Under the Bush plan, AID would work with countries that narrowly miss qualifying for Millennium Challenge funding; with failed and failing states, such as Iraq and Afghanistan; and with countries of key strategic importance, such as Egypt, Jordan and Pakistan. Both the House and the Senate Foreign Relations Committee have approved bills to implement the new program. The full Senate has yet to act. The House bill would set up Bush's Millennium Challenge Corporation to oversee the funding, while the Senate bill would have the State Department distribute the money. It's not yet clear whether the Senate will appropriate the full $1.3 billion that Bush has requested for the new program in 2004. The House appropriated the full amount.

The effect of the Millennium Challenge program on AID remains to be seen. In testimony before the House Appropriations Committee last May, Natsios said the president's plan "marks a revolution in foreign assistance," and AID welcomed the new program "as the strongest possible commitment by the Bush administration to making development a core element of our foreign policy." Natsios says the Millennium Challenge Corporation, if created, would serve as a model for restructuring AID.

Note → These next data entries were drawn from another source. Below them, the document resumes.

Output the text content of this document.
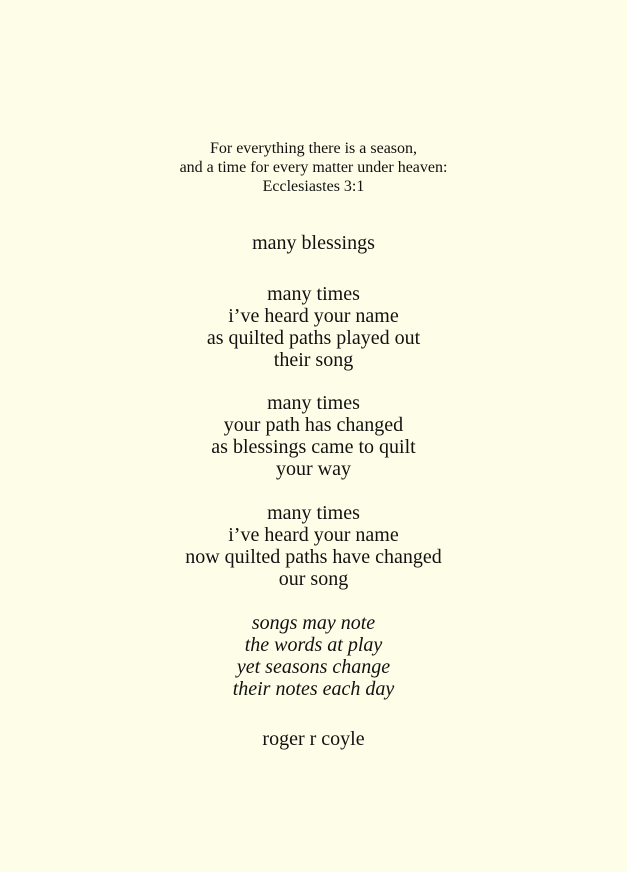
For everything there is a season,
and a time for every matter under heaven:
Ecclesiastes 3:1
many blessings
many times
i’ve heard your name
as quilted paths played out
their song
many times
your path has changed
as blessings came to quilt
your way
many times
i’ve heard your name
now quilted paths have changed
our song
songs may note
the words at play
yet seasons change
their notes each day
roger r coyle
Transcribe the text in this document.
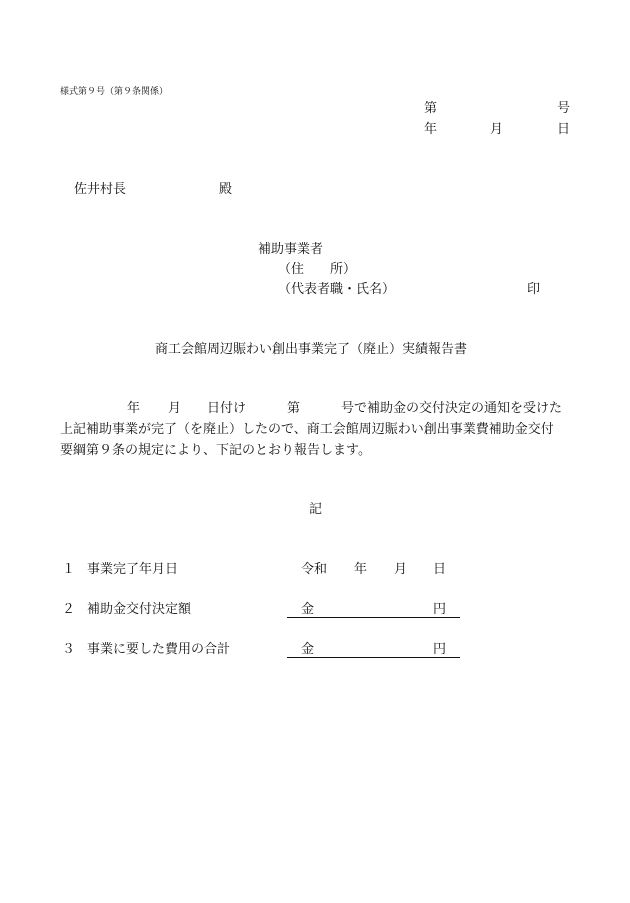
様式第９号（第９条関係）
第	号
年	月	日
佐井村長	殿
補助事業者
（住　　所）
（代表者職・氏名）	印
商工会館周辺賑わい創出事業完了（廃止）実績報告書
年 月 日付け	第	号で補助金の交付決定の通知を受けた
上記補助事業が完了（を廃止）したので、商工会館周辺賑わい創出事業費補助金交付
要綱第９条の規定により、下記のとおり報告します。
記
１ 事業完了年月日	令和 年 月 日
２ 補助金交付決定額	金	円
３ 事業に要した費用の合計	金	円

But like many development experts, Stephen Radelet, a senior fellow at the Center for Global Development, a think tank in Washington, is a skeptic. Radelet told the Senate Foreign Relations Committee in March that the creation of the Millennium Challenge Corporation could help AID if it allows the agency to focus on a single mission. But, he added, "It could also further fragment foreign aid policy. It could lead to redundancy, to more confusion. It could impede coordination and create rivalries." And, as many development experts are quick to note, past efforts to recast U.S. foreign assistance-including the creation of AID-have quickly reverted to old patterns and poor results.